The thing is, during our absence from home my plant had sent up a long stem which was full of flowers. When I saw it, it was as if I was being offered reassurance by God that she, too, will bloom – just let her grow into that which she was created to be. Change…
Ironically, ‘change’ is often wrapped up in a conversation that attempts to place God as the author of the change. Like, God causes the problem, the illness, the move, the conflict, the accident…well the list never ends…just so God can test us? God, the same God that is described as, “kind and true, patient, and ruling all things in mercy,” (Wisdom of Solomon 15:1) will pick an occasion to cause us pain just to see if we somehow learn from it or pass some divine rite of passage?
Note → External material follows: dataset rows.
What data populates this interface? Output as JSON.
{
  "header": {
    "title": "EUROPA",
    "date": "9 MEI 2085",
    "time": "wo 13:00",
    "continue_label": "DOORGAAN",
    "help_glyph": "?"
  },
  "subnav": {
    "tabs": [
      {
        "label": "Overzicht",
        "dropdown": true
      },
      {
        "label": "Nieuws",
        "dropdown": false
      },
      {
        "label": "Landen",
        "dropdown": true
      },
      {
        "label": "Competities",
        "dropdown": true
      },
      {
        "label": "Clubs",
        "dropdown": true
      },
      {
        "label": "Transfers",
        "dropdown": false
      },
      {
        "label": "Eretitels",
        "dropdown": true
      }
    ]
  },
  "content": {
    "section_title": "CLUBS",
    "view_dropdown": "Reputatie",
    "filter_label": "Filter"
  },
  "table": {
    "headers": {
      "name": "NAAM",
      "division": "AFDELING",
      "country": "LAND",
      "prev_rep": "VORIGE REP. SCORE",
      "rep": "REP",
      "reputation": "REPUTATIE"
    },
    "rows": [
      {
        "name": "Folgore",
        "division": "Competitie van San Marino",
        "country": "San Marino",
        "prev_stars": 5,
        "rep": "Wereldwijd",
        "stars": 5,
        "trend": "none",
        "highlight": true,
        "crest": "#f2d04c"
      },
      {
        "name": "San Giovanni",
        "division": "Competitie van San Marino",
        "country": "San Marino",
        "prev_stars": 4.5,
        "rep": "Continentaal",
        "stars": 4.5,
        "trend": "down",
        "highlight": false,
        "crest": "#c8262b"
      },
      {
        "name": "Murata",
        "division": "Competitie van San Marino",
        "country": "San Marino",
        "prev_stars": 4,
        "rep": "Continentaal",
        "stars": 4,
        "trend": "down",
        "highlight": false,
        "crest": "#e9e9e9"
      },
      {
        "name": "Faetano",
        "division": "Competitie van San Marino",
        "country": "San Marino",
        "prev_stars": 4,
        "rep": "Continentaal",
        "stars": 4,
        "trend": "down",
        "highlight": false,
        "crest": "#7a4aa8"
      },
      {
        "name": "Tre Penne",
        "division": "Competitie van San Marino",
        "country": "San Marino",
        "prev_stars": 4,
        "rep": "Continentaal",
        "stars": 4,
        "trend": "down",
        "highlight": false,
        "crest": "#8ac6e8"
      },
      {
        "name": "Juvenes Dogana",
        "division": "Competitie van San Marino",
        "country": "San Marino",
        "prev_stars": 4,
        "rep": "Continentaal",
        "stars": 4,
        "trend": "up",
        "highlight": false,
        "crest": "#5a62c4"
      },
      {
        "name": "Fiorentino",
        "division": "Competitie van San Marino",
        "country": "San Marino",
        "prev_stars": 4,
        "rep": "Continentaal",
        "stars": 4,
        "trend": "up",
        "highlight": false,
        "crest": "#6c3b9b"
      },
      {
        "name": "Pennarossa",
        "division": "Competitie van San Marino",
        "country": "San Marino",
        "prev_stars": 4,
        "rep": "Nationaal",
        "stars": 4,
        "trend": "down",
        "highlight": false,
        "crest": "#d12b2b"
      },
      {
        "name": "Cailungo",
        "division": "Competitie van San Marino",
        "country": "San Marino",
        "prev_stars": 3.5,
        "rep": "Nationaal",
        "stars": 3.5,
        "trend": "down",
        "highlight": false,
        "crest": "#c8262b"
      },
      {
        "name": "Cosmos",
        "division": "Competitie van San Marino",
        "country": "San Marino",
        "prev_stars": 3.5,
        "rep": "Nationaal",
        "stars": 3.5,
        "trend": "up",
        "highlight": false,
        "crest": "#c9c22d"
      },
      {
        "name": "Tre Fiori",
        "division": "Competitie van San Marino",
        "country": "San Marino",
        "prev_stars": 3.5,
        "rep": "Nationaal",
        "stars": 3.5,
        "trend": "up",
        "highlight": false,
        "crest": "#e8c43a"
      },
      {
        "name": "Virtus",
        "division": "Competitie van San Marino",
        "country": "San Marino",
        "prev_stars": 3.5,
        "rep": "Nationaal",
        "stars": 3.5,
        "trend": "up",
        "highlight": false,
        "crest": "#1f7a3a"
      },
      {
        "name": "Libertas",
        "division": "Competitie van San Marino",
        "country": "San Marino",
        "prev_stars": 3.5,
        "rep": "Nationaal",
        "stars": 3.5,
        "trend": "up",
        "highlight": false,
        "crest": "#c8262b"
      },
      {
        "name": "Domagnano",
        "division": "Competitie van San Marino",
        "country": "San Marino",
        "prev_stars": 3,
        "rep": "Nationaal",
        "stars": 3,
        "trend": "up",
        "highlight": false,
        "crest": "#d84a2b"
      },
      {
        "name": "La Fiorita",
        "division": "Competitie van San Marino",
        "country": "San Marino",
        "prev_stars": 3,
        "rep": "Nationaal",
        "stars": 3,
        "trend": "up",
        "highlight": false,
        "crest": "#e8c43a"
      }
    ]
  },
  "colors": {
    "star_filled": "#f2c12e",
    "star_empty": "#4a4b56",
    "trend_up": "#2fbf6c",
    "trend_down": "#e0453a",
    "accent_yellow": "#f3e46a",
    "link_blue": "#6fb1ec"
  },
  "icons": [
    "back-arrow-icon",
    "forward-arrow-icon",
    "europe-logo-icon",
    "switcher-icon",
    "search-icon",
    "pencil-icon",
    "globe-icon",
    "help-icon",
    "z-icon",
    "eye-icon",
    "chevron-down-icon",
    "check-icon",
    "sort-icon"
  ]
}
That doesn’t sound much like a kind, true, patient, merciful being!
When we see such a glaring inconsistency, we have to question our conventional ‘wisdom’ or understanding. My daughter – who, by the way did graduate from college with a degree in engineering – will frequently say, “correlation is not causation.” Maybe the belief that, “God is present in all situations” has morphed into the inconclusive hypothesis that, “If God is present in all situations, then God must cause all situations.” Our human rationalization for this leads us to the assumption that God wants to judge us through tests – or assaults – targeted toward disrupting our lives. Remember, “correlation is not causation.” Just because we can connect two dots doesn’t mean we have the full picture. Maybe our real test is not the situation causing us to have gut wrenching stress. Maybe it is to see God’s presence in and around and through the situation, redeeming it, not causing it, and to simply trust that God is.
Change. We can fight it or we can embrace it. Either way, it happens around us, through us and within us. The only thing we have control over is how we react to it. We can be energized or we can wither. We can live in worry or we can accept God’s assurance that God’s presence, grace and love is aways and everywhere in this amazing creation. Look for the blooms on the plant. You will find them!